Vocally, adds Stritch, Minnelli "probably has a little less range than she did when I first started working with her. ... But it's gotten richer in terms of acting.
"She really knows how to use what she has."
For the show at the Chicago Theatre, Minnelli will not be reprising "Liza's at the Palace," with its coterie of dancers, production numbers and vast homage to Minnelli's godmother, singer Kay Thompson.
Instead, Minnelli will sing repertoire from a CD she's releasing in September, "Confessions."
"To tell you the truth, it's all the songs that I learned from music that my parents played, but mostly that my father played," says Minnelli, referring to tunes such as "You Fascinate Me So," "If I Had You" (from Vincente Minnelli's movie "The Clock") and "He's a Tramp" (from the Disney film "Lady and the Tramp").

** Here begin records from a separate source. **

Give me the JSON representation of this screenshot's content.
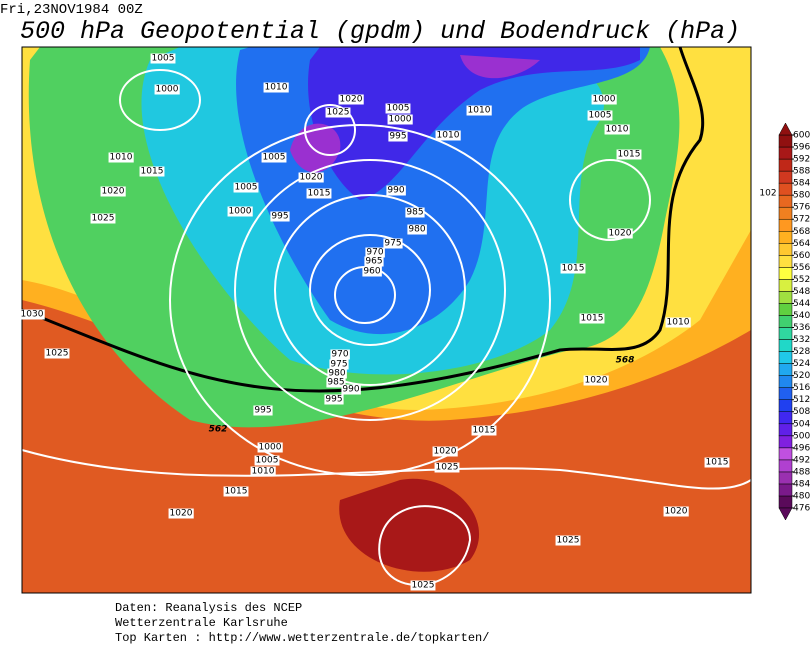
{
  "header": {
    "datetime": "Fri,23NOV1984  00Z",
    "title": "500 hPa Geopotential (gpdm) und Bodendruck (hPa)"
  },
  "colorbar": {
    "ticks": [
      476,
      480,
      484,
      488,
      492,
      496,
      500,
      504,
      508,
      512,
      516,
      520,
      524,
      528,
      532,
      536,
      540,
      544,
      548,
      552,
      556,
      560,
      564,
      568,
      572,
      576,
      580,
      584,
      588,
      592,
      596,
      600
    ],
    "colors": [
      "#5a0a5a",
      "#7a1a8a",
      "#9a30b0",
      "#b040d0",
      "#c050e0",
      "#8020e0",
      "#6020e8",
      "#4028f0",
      "#2040f0",
      "#2060f0",
      "#2088f0",
      "#20a8f0",
      "#20c8e8",
      "#20d8c8",
      "#30d8a0",
      "#40d070",
      "#60d040",
      "#a0e040",
      "#d8f040",
      "#ffff40",
      "#ffe040",
      "#ffc830",
      "#ffb020",
      "#ff9820",
      "#f08020",
      "#e86820",
      "#e05020",
      "#d03820",
      "#c02818",
      "#a81818",
      "#901010"
    ]
  },
  "contour_labels": {
    "isobars": [
      1005,
      1000,
      1010,
      1020,
      1025,
      1005,
      1000,
      995,
      1010,
      1010,
      1000,
      1005,
      1010,
      1015,
      1010,
      1015,
      1005,
      1020,
      1015,
      1005,
      1020,
      1025,
      1000,
      995,
      990,
      985,
      980,
      975,
      970,
      965,
      960,
      1020,
      1015,
      102,
      1030,
      1025,
      1015,
      1010,
      970,
      975,
      980,
      985,
      990,
      995,
      995,
      1020,
      1015,
      1000,
      1005,
      1010,
      1020,
      1025,
      1015,
      1015,
      1020,
      1020,
      1025,
      1025
    ],
    "geopotential": [
      568,
      562
    ]
  },
  "footer": [
    "Daten: Reanalysis des NCEP",
    "Wetterzentrale Karlsruhe",
    "Top Karten :  http://www.wetterzentrale.de/topkarten/"
  ]
}
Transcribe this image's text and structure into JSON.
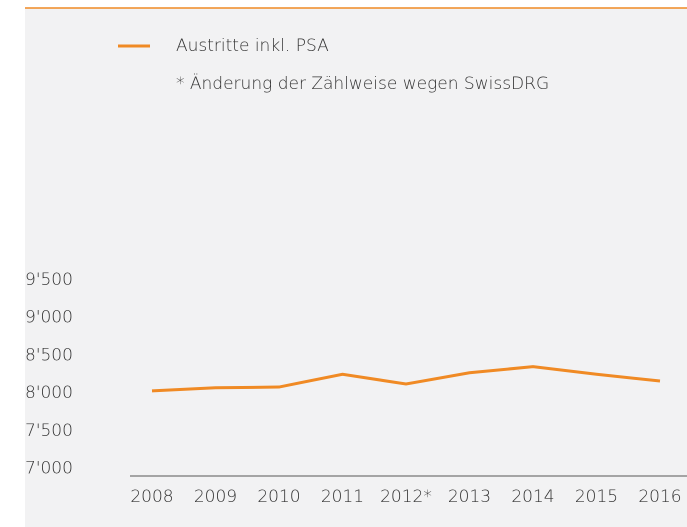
{
  "chart_data": {
    "type": "line",
    "categories": [
      "2008",
      "2009",
      "2010",
      "2011",
      "2012*",
      "2013",
      "2014",
      "2015",
      "2016"
    ],
    "series": [
      {
        "name": "Austritte inkl. PSA",
        "color": "#f08a24",
        "values": [
          8030,
          8070,
          8080,
          8250,
          8120,
          8270,
          8350,
          8250,
          8160
        ]
      }
    ],
    "annotation": "* Änderung der Zählweise wegen SwissDRG",
    "ylim": [
      6900,
      9500
    ],
    "yticks": [
      {
        "value": 7000,
        "label": "7'000"
      },
      {
        "value": 7500,
        "label": "7'500"
      },
      {
        "value": 8000,
        "label": "8'000"
      },
      {
        "value": 8500,
        "label": "8'500"
      },
      {
        "value": 9000,
        "label": "9'000"
      },
      {
        "value": 9500,
        "label": "9'500"
      }
    ],
    "grid": false
  }
}
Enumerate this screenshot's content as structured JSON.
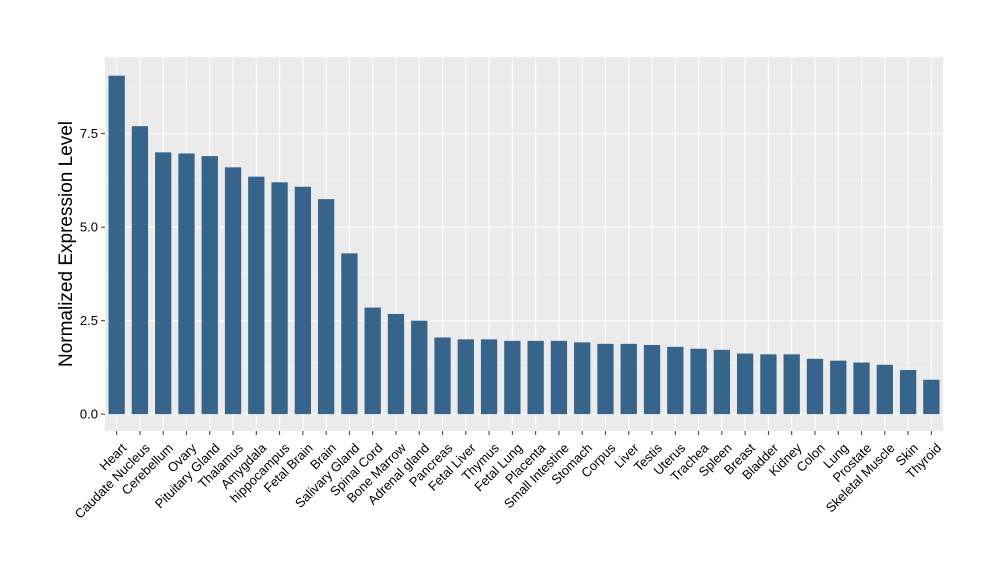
{
  "chart_data": {
    "type": "bar",
    "ylabel": "Normalized Expression Level",
    "xlabel": "",
    "ylim": [
      -0.45,
      9.55
    ],
    "yticks": [
      0.0,
      2.5,
      5.0,
      7.5
    ],
    "ytick_labels": [
      "0.0",
      "2.5",
      "5.0",
      "7.5"
    ],
    "grid": true,
    "categories": [
      "Heart",
      "Caudate Nucleus",
      "Cerebellum",
      "Ovary",
      "Pituitary Gland",
      "Thalamus",
      "Amygdala",
      "hippocampus",
      "Fetal Brain",
      "Brain",
      "Salivary Gland",
      "Spinal Cord",
      "Bone Marrow",
      "Adrenal gland",
      "Pancreas",
      "Fetal Liver",
      "Thymus",
      "Fetal Lung",
      "Placenta",
      "Small Intestine",
      "Stomach",
      "Corpus",
      "Liver",
      "Testis",
      "Uterus",
      "Trachea",
      "Spleen",
      "Breast",
      "Bladder",
      "Kidney",
      "Colon",
      "Lung",
      "Prostate",
      "Skeletal Muscle",
      "Skin",
      "Thyroid"
    ],
    "values": [
      9.05,
      7.7,
      7.0,
      6.97,
      6.9,
      6.6,
      6.35,
      6.2,
      6.08,
      5.75,
      4.3,
      2.85,
      2.68,
      2.5,
      2.05,
      2.0,
      2.0,
      1.96,
      1.96,
      1.96,
      1.92,
      1.88,
      1.88,
      1.85,
      1.8,
      1.75,
      1.72,
      1.62,
      1.6,
      1.6,
      1.48,
      1.43,
      1.38,
      1.32,
      1.18,
      0.92
    ],
    "colors": {
      "bar": "#36648b",
      "panel": "#ebebeb",
      "grid_major": "#ffffff",
      "grid_minor": "#f5f5f5",
      "text": "#000000",
      "tick": "#333333"
    }
  }
}
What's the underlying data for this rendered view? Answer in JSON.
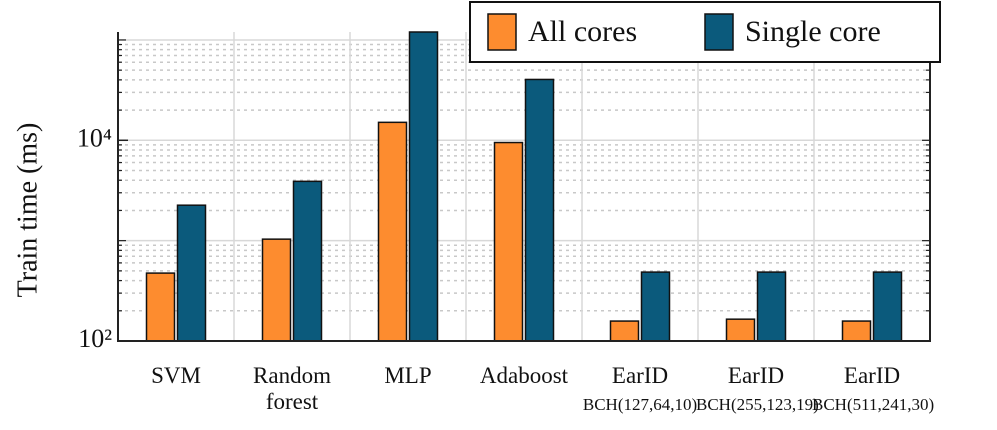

"I'm always just singing with piano around the house ... and everyone said, 'Why don't you make an album like that. ... This is really you.'
"I said, 'I don't know if I'm ready.'"
But Minnelli, who makes a cameo in the film "Sex and the City 2," took the plunge anyway.
So on the recording, and in the new stage show, Minnelli says she's going to "expose a side of myself that very few people have seen ... and that's me in my living room. ...
"It's intimate, it's all the songs that I learned from just being around."
In her case, however, "being around" meant that the likes of Sinatra and Garland and other giants were constantly in her midst.
"I'm a product of what I see," says Minnelli, "and I grew up with perfection."
Trying to capture that yourself can create difficulties -- but it also can produce indelible evenings.
We'll soon find out if next Sunday is one of them.
hreich@tribune.com
When: 7:30 p.m. June 6
Where: Chicago Theatre, 175 N. State St.